The reason is that the work items are not in any way independent execution paths in the hardware. What the hardware actually does is more like a sophisticated version of SSE. It executes one (VLIW) instruction over 64 lanes of SIMD in one cycle. The programming model, for historical and probably for beneficial reasons, exposes this on a per-lane basis but to some degree this has the risk of giving the wrong idea about how the hardware is working. It is not combining separate threads for efficiency, it is executing one 64-wide thread that you can program lane by lane because it's easier than writing 64-wide SSE-style gather and scatter instructions.

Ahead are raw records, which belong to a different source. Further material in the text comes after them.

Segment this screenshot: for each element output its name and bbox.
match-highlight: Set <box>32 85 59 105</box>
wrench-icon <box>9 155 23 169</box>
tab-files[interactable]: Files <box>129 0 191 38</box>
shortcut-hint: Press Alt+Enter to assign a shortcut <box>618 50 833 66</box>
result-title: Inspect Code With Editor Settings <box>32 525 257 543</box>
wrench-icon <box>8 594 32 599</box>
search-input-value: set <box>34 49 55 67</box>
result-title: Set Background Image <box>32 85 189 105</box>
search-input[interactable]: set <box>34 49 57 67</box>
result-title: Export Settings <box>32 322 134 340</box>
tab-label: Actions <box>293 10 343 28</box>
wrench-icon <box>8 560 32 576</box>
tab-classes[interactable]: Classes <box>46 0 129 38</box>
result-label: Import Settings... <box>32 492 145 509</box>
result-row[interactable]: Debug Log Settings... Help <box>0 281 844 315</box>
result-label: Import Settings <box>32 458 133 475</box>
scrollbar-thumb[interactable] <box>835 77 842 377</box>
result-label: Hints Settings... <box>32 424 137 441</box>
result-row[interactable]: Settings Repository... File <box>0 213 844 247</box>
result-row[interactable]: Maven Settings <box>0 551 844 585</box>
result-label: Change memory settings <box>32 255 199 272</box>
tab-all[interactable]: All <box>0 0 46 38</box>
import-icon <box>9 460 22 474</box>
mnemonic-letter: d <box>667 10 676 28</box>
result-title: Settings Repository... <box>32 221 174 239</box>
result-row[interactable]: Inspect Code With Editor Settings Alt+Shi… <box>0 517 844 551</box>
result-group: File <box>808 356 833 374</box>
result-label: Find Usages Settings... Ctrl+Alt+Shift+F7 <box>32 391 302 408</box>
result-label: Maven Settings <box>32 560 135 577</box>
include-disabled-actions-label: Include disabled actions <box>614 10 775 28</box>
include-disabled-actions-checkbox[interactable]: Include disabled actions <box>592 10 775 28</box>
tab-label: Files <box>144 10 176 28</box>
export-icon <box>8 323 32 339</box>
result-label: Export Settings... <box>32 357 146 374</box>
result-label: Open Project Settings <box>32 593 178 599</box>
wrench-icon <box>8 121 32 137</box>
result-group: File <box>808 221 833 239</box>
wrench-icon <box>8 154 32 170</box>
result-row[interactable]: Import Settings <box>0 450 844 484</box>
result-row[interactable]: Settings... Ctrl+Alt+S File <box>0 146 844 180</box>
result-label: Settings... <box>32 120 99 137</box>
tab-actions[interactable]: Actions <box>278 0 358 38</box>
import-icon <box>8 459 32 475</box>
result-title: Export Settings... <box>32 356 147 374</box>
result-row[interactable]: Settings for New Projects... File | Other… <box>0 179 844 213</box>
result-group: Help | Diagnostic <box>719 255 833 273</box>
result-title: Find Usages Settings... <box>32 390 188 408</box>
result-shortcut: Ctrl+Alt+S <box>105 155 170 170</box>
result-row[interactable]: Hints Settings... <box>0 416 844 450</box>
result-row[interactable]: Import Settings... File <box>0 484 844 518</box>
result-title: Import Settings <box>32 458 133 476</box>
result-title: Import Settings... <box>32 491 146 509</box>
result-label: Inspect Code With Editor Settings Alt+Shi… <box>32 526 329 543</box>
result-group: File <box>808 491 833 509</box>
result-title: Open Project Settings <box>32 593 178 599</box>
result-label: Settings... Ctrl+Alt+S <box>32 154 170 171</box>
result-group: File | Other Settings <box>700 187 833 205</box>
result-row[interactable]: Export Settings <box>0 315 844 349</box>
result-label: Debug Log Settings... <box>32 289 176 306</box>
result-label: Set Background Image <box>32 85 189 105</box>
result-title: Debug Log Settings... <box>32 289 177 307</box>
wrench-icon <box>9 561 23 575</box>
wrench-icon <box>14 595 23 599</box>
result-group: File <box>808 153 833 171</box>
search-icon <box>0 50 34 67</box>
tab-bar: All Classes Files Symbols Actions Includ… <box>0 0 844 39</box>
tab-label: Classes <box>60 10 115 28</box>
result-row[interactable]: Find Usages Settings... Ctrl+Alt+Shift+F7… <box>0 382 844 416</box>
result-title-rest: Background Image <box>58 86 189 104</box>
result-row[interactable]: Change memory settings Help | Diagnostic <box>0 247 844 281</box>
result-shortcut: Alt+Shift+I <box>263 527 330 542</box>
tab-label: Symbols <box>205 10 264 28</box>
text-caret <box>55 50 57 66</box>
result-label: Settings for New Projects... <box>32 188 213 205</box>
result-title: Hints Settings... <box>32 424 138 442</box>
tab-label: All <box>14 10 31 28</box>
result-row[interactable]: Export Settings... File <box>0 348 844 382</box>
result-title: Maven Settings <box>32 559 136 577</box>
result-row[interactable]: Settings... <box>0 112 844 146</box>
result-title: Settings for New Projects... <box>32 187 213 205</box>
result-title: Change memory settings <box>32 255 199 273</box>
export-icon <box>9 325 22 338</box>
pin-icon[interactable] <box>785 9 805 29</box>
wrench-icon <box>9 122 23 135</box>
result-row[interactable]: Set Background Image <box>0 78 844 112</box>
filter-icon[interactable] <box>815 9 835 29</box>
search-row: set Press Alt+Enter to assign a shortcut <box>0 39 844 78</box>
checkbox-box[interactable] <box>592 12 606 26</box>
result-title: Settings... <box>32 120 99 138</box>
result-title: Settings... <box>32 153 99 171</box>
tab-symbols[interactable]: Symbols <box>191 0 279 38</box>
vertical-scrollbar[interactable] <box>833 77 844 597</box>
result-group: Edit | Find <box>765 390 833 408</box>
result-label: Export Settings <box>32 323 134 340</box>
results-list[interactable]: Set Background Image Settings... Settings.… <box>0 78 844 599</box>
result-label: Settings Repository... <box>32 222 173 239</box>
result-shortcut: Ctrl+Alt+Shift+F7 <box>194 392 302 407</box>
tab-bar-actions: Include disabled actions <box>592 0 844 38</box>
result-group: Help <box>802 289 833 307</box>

I don't know if I can give you an optimal group size. I do find it hard to believe that the second kernel really has an optimum count of 2, though, based on past experience. Presumably you have more than one group of size 2, yes? Can you not combine them together in a single group? That way you can just have the first 512 for one kernel and the next 64 for the other, or something like that, rather than branching in the same wave. There are cases where that doesn't work, but usually you just need to slightly rethink the way you are trying to map to the hardware.
If I were you I'd forget "threads", work items and work groups completely and redesign your entire algorithm in terms of wavefronts. That's how the hardware works, that's how I would program it. Don't say "how many work items do I need to achieve this" say "how many wavefronts do I need to achieve this" and design your data layouts, execution patterns and so on based on that assumption in the way that you would if you were developing for SSE.
thank you very much for reply ! i'm a freshman in GPU program, would you please recommend me something about it ?